- Born: March 22, 1928 Zhenhai, Zhejiang, China
- Died: March 7, 2019 (aged 90) Shanghai, China
- Education: Shanghai Medical College
- Scientific career
- Fields: Combination of Chinese and Western Medicine
- Workplaces: Huashan Hospital, Shanghai Medical College

= Shen Ziyin =

Chinese biologist, physician and medical researcher

Shen Ziyin (沈自尹; 22 March 1928 – 7 March 2019) was a Chinese biologist, physician, and medical researcher. He spent his entire career at Huashan Hospital, a teaching hospital of Shanghai Medical College of Fudan University. He was elected an academician of the Chinese Academy of Sciences in 1997.

== Biography ==
Shen was born on 22 March 1928 in Zhenhai, Zhejiang, Republic of China. After graduating from Shanghai Medical College (now part of Fudan University) in 1952, he worked in internal medicine at Huashan Hospital, which is affiliated with Shanghai Medical College. While he was trained in Western medicine in college, he began studying traditional Chinese medicine (TCM) in 1955 under the well-known doctor Jiang Chunhua (姜春华).

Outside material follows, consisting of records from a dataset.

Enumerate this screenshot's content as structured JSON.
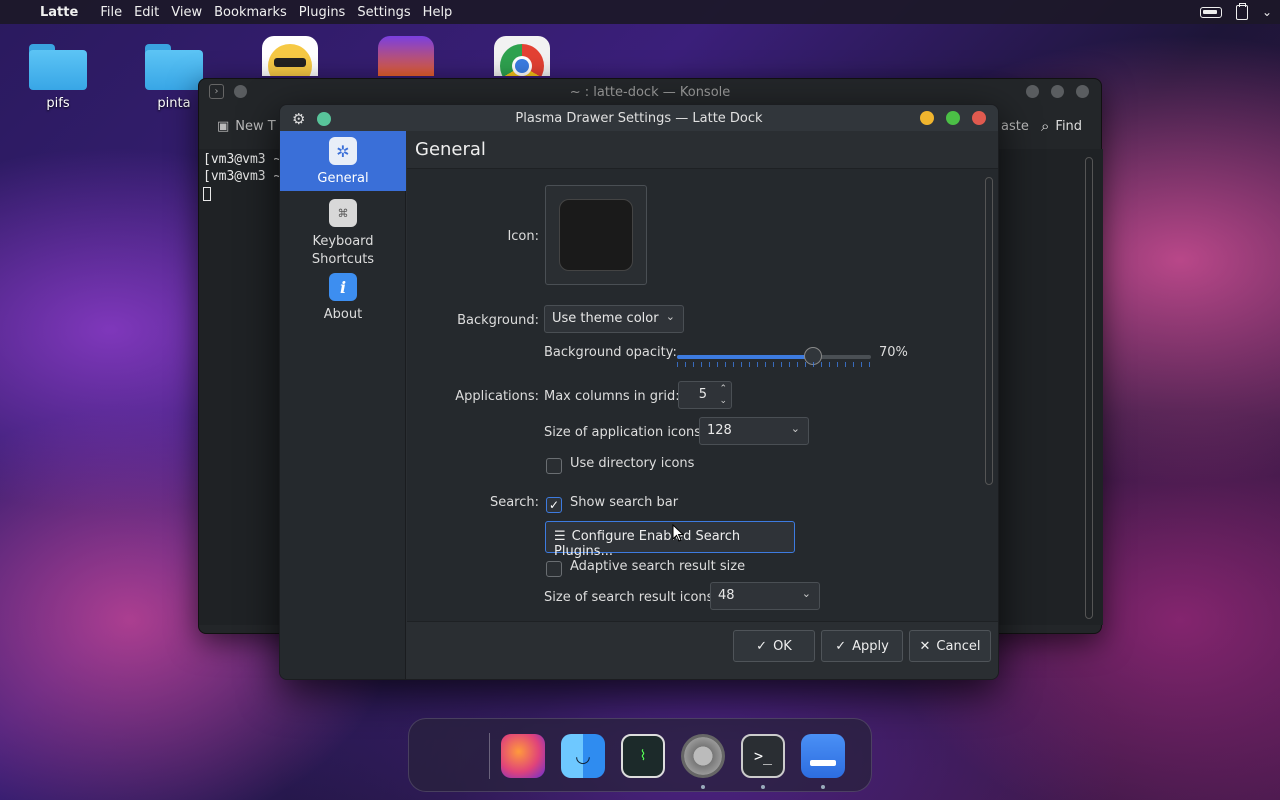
{
  "menubar": {
    "app_name": "Latte",
    "items": [
      "File",
      "Edit",
      "View",
      "Bookmarks",
      "Plugins",
      "Settings",
      "Help"
    ]
  },
  "desktop": {
    "icons": [
      {
        "label": "pifs",
        "icon": "folder-icon"
      },
      {
        "label": "pinta",
        "icon": "folder-icon"
      }
    ]
  },
  "konsole": {
    "title": "~ : latte-dock — Konsole",
    "new_tab_label": "New T",
    "paste_label": "aste",
    "find_label": "Find",
    "lines": [
      "[vm3@vm3 ~",
      "[vm3@vm3 ~"
    ]
  },
  "dialog": {
    "title": "Plasma Drawer Settings — Latte Dock",
    "sidebar": [
      {
        "label": "General",
        "icon": "settings-icon"
      },
      {
        "label": "Keyboard\nShortcuts",
        "icon": "keyboard-icon"
      },
      {
        "label": "About",
        "icon": "info-icon"
      }
    ],
    "heading": "General",
    "icon_label": "Icon:",
    "background_label": "Background:",
    "background_value": "Use theme color",
    "background_opacity_label": "Background opacity:",
    "background_opacity_value": "70%",
    "background_opacity": 0.7,
    "applications_label": "Applications:",
    "max_columns_label": "Max columns in grid:",
    "max_columns_value": "5",
    "app_icon_size_label": "Size of application icons:",
    "app_icon_size_value": "128",
    "use_directory_icons_label": "Use directory icons",
    "use_directory_icons_checked": false,
    "search_label": "Search:",
    "show_search_bar_label": "Show search bar",
    "show_search_bar_checked": true,
    "configure_plugins_label": "Configure Enabled Search Plugins...",
    "adaptive_search_label": "Adaptive search result size",
    "adaptive_search_checked": false,
    "search_icon_size_label": "Size of search result icons:",
    "search_icon_size_value": "48",
    "ok_label": "OK",
    "apply_label": "Apply",
    "cancel_label": "Cancel"
  },
  "colors": {
    "accent": "#3d7be0",
    "sidebar_active": "#3a6fd8",
    "close": "#e05a4f",
    "minimize": "#f0b52e",
    "maximize": "#4bbf46",
    "keep_above": "#58c49a"
  },
  "dock": {
    "items": [
      "apple-launcher-icon",
      "firefox-icon",
      "finder-icon",
      "system-monitor-icon",
      "system-settings-icon",
      "terminal-icon",
      "latte-icon"
    ]
  }
}
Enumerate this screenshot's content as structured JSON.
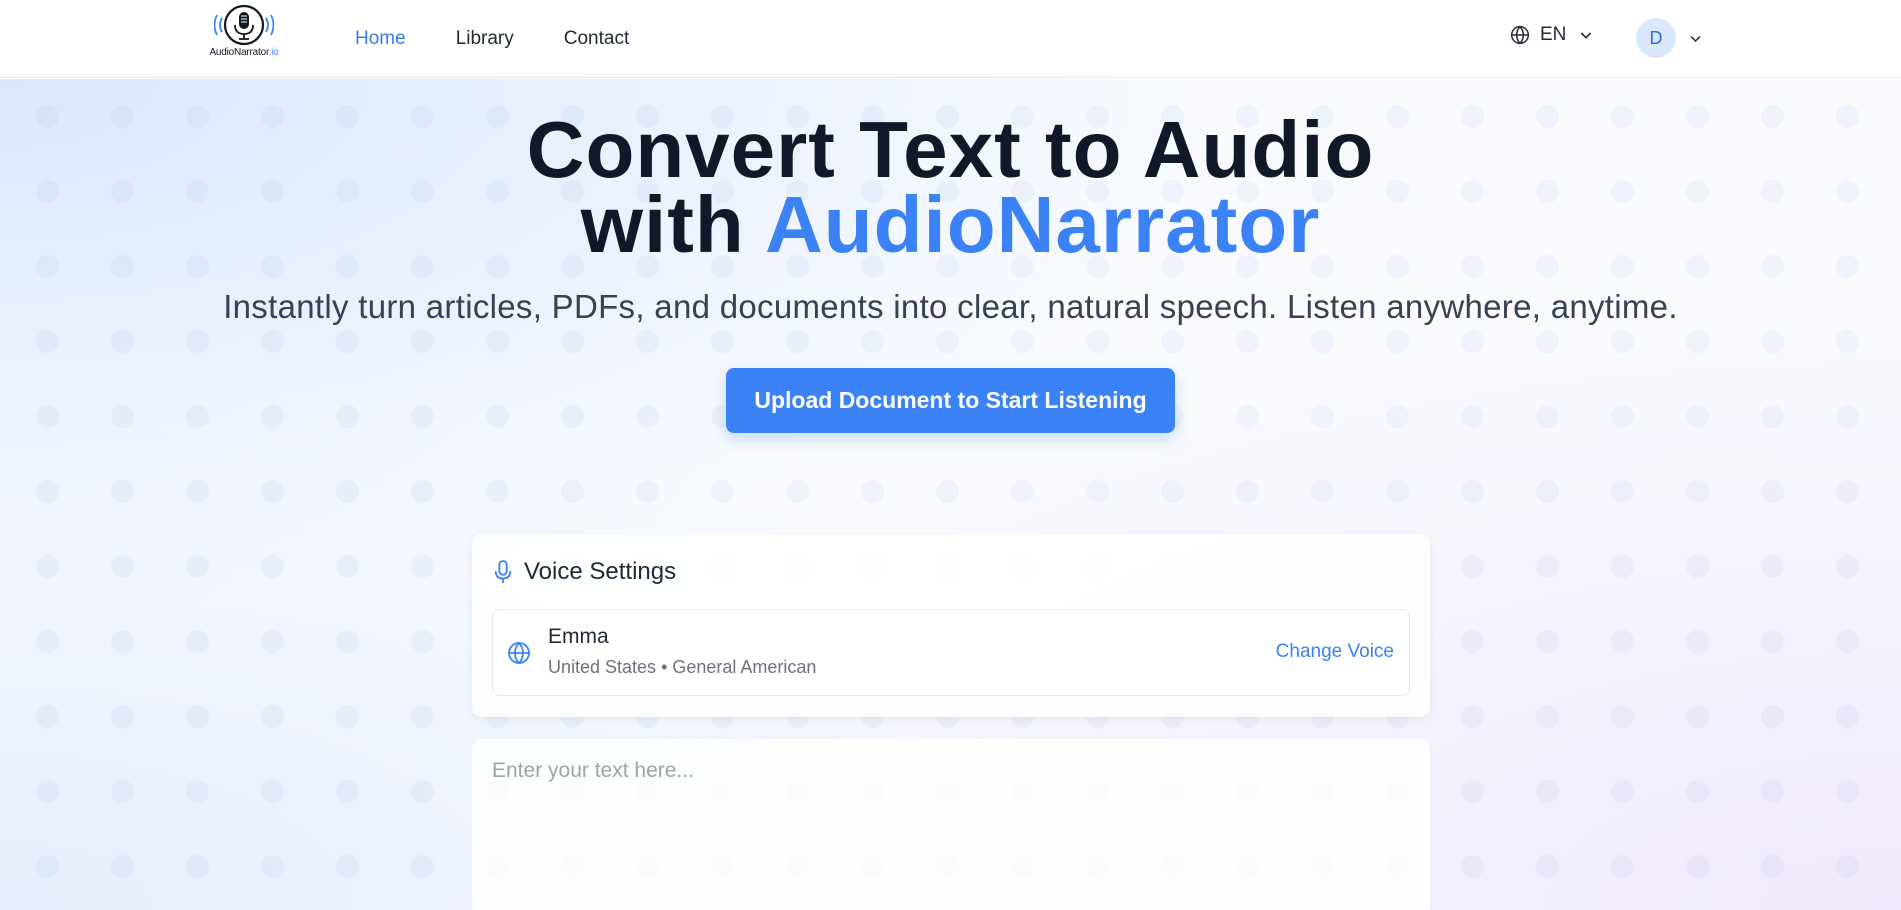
{
  "header": {
    "logo_text": "AudioNarrator",
    "logo_suffix": ".io",
    "nav": [
      {
        "label": "Home",
        "active": true
      },
      {
        "label": "Library",
        "active": false
      },
      {
        "label": "Contact",
        "active": false
      }
    ],
    "language": "EN",
    "user_initial": "D"
  },
  "hero": {
    "title_line1": "Convert Text to Audio",
    "title_line2_prefix": "with ",
    "title_brand": "AudioNarrator",
    "subtitle": "Instantly turn articles, PDFs, and documents into clear, natural speech. Listen anywhere, anytime.",
    "upload_button": "Upload Document to Start Listening"
  },
  "voice_settings": {
    "title": "Voice Settings",
    "voice_name": "Emma",
    "voice_meta": "United States • General American",
    "change_voice": "Change Voice"
  },
  "text_input": {
    "placeholder": "Enter your text here...",
    "value": ""
  },
  "colors": {
    "accent": "#3b82f6",
    "nav_active": "#3b7de6",
    "heading": "#111827",
    "muted": "#6b7280"
  },
  "icons": {
    "logo": "microphone-logo-icon",
    "language": "globe-icon",
    "dropdown": "chevron-down-icon",
    "voice_settings": "microphone-icon",
    "voice": "globe-icon"
  }
}
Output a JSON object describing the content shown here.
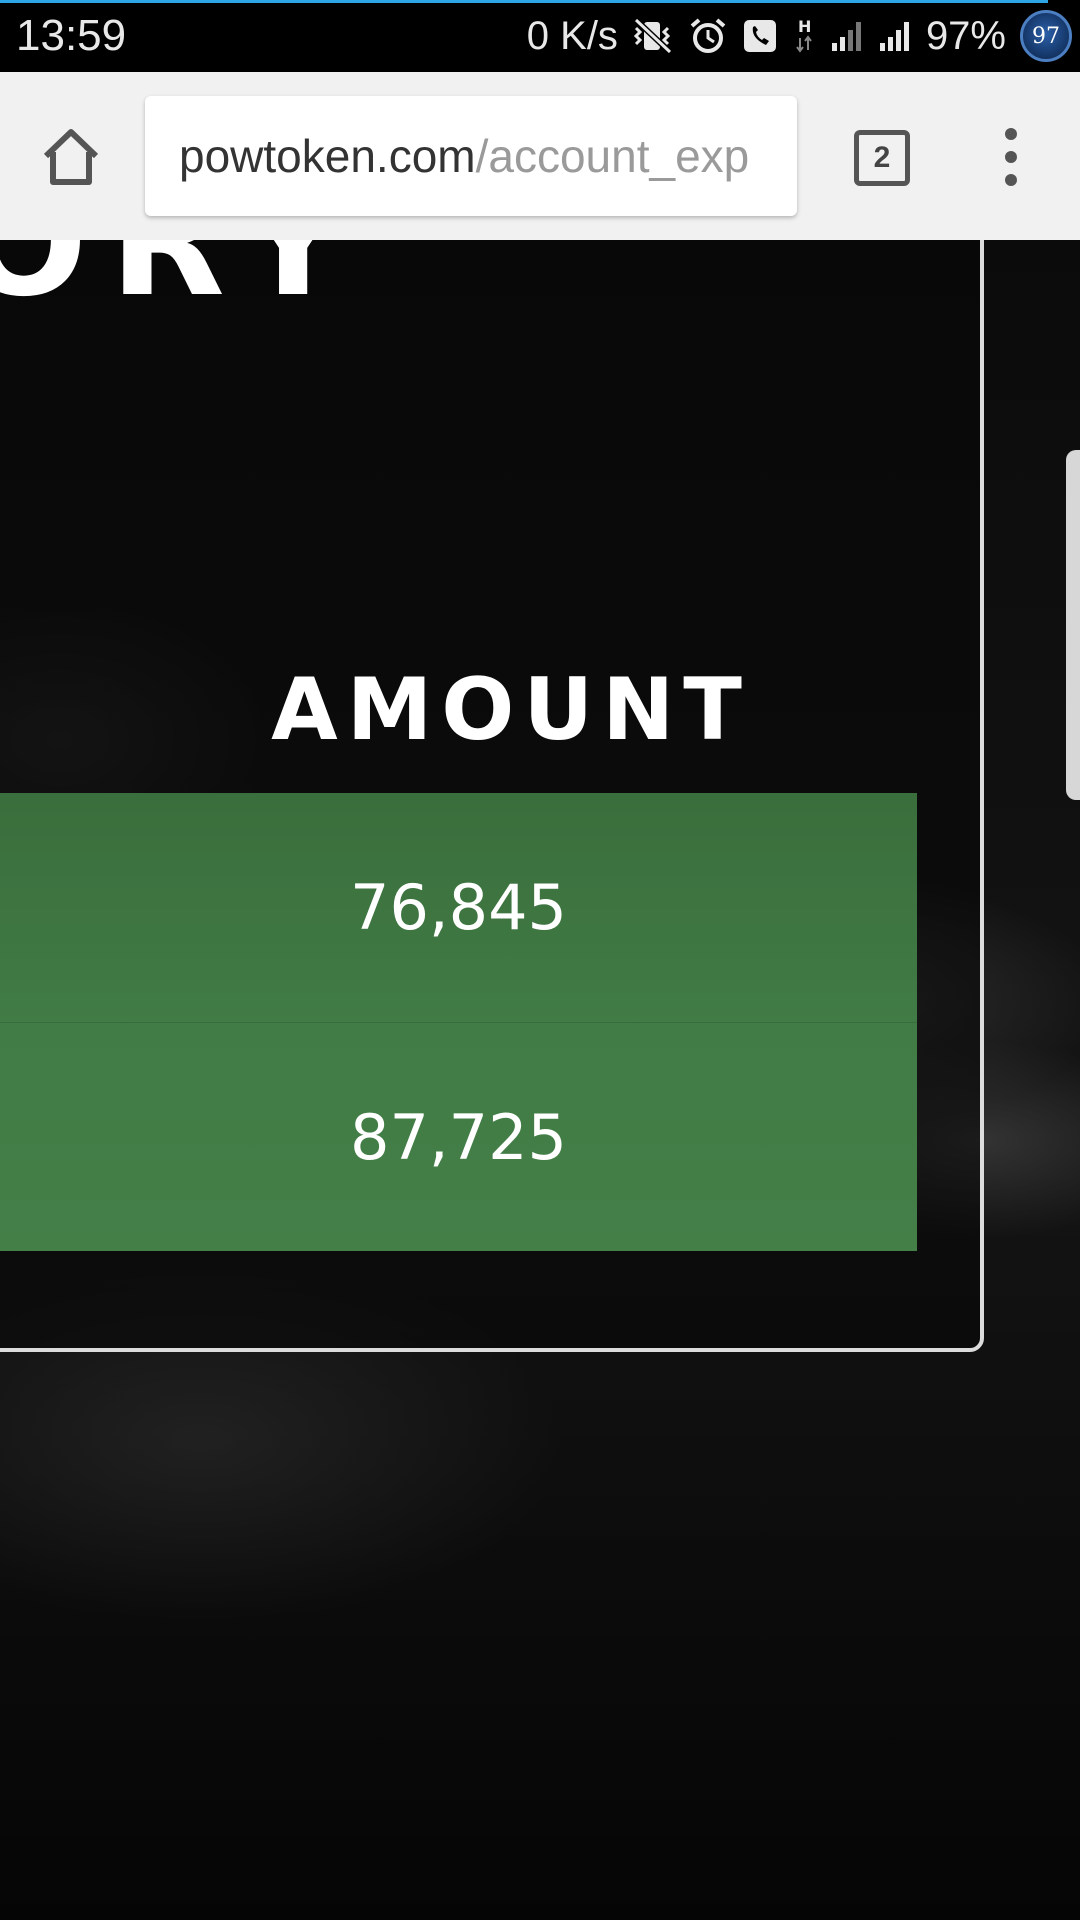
{
  "status_bar": {
    "time": "13:59",
    "network_speed": "0 K/s",
    "battery": "97%",
    "badge": "97",
    "icons": [
      "vibrate-off-icon",
      "alarm-icon",
      "call-icon",
      "hplus-data-icon",
      "signal-icon",
      "signal-icon-2"
    ]
  },
  "browser": {
    "url_host": "powtoken.com",
    "url_path": "/account_exp",
    "tab_count": "2",
    "icons": {
      "home": "home-icon",
      "menu": "more-vert-icon"
    }
  },
  "page": {
    "heading_fragment": "ORY",
    "column_header": "AMOUNT",
    "rows": [
      {
        "amount": "76,845"
      },
      {
        "amount": "87,725"
      }
    ],
    "colors": {
      "row_green": "#417b45",
      "panel_border": "#dcdcdc"
    }
  }
}
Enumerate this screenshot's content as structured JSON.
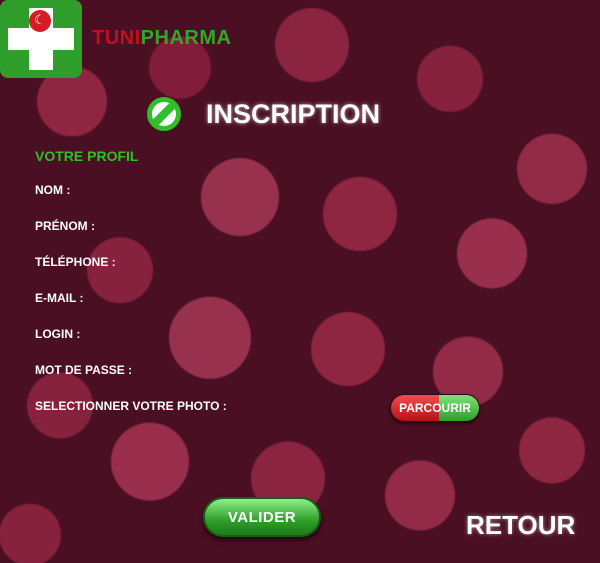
{
  "brand": {
    "part1": "TUNI",
    "part2": "PHARMA"
  },
  "logo": {
    "icon": "pharmacy-cross-icon"
  },
  "header": {
    "title": "INSCRIPTION",
    "icon": "pill-capsule-icon"
  },
  "form": {
    "section_label": "VOTRE PROFIL",
    "fields": [
      {
        "label": "NOM :"
      },
      {
        "label": "PRÉNOM :"
      },
      {
        "label": "TÉLÉPHONE :"
      },
      {
        "label": "E-MAIL :"
      },
      {
        "label": "LOGIN :"
      },
      {
        "label": "MOT DE PASSE :"
      },
      {
        "label": "SELECTIONNER VOTRE PHOTO :"
      }
    ],
    "browse_label": "PARCOURIR"
  },
  "actions": {
    "validate_label": "VALIDER",
    "back_label": "RETOUR"
  },
  "colors": {
    "green": "#2fbf2a",
    "red": "#c01020",
    "background": "#4a0f22"
  }
}
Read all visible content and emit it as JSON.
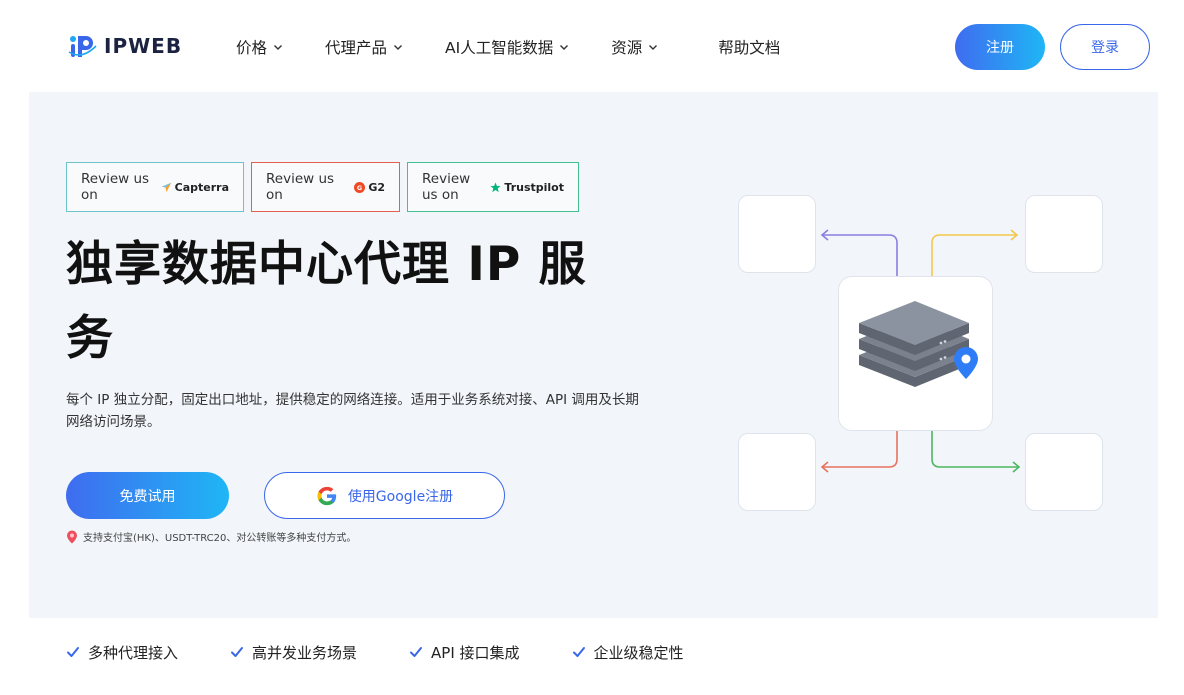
{
  "header": {
    "logo_text": "IPWEB",
    "nav": [
      {
        "label": "价格",
        "has_dropdown": true
      },
      {
        "label": "代理产品",
        "has_dropdown": true
      },
      {
        "label": "AI人工智能数据",
        "has_dropdown": true
      },
      {
        "label": "资源",
        "has_dropdown": true
      },
      {
        "label": "帮助文档",
        "has_dropdown": false
      }
    ],
    "register_label": "注册",
    "login_label": "登录"
  },
  "hero": {
    "reviews": [
      {
        "prefix": "Review us on",
        "brand": "Capterra"
      },
      {
        "prefix": "Review us on",
        "brand": "G2"
      },
      {
        "prefix": "Review us on",
        "brand": "Trustpilot"
      }
    ],
    "title": "独享数据中心代理 IP 服务",
    "description": "每个 IP 独立分配，固定出口地址，提供稳定的网络连接。适用于业务系统对接、API 调用及长期网络访问场景。",
    "trial_button": "免费试用",
    "google_button": "使用Google注册",
    "payment_note": "支持支付宝(HK)、USDT-TRC20、对公转账等多种支付方式。"
  },
  "features": [
    {
      "label": "多种代理接入"
    },
    {
      "label": "高并发业务场景"
    },
    {
      "label": "API 接口集成"
    },
    {
      "label": "企业级稳定性"
    }
  ],
  "colors": {
    "primary": "#3a67ea",
    "gradient_start": "#3f6cf0",
    "gradient_end": "#1fb6f5",
    "hero_bg": "#f2f5fa",
    "line_purple": "#8a7fe0",
    "line_yellow": "#f2c84b",
    "line_red": "#e8735e",
    "line_green": "#4cb860"
  }
}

Shen spent his entire career at Huashan Hospital. He was a pioneer in using biomedical research to affirm the pathological bases of TCM concepts, and was an ardent proponent of TCM. One of his major research areas was the TCM concept of "kidney yang deficiency" (肾阳虚), which he linked to the malfunction of the hypothalamus. However, his research received mixed reaction from TCM practitioners, with some embracing his scientific authority, while others accused him of fragmenting and debasing Chinese medicine.

He published more than 100 scientific papers and six monographs. He received more than 20 major awards including the State Science and Technology Progress Award (Second Class), and trained more than 30 graduate students. He was elected an academician of the Chinese Academy of Sciences in 1997.

On 7 March 2019, Shen died at Huashan Hospital in Shanghai, at the age of 90.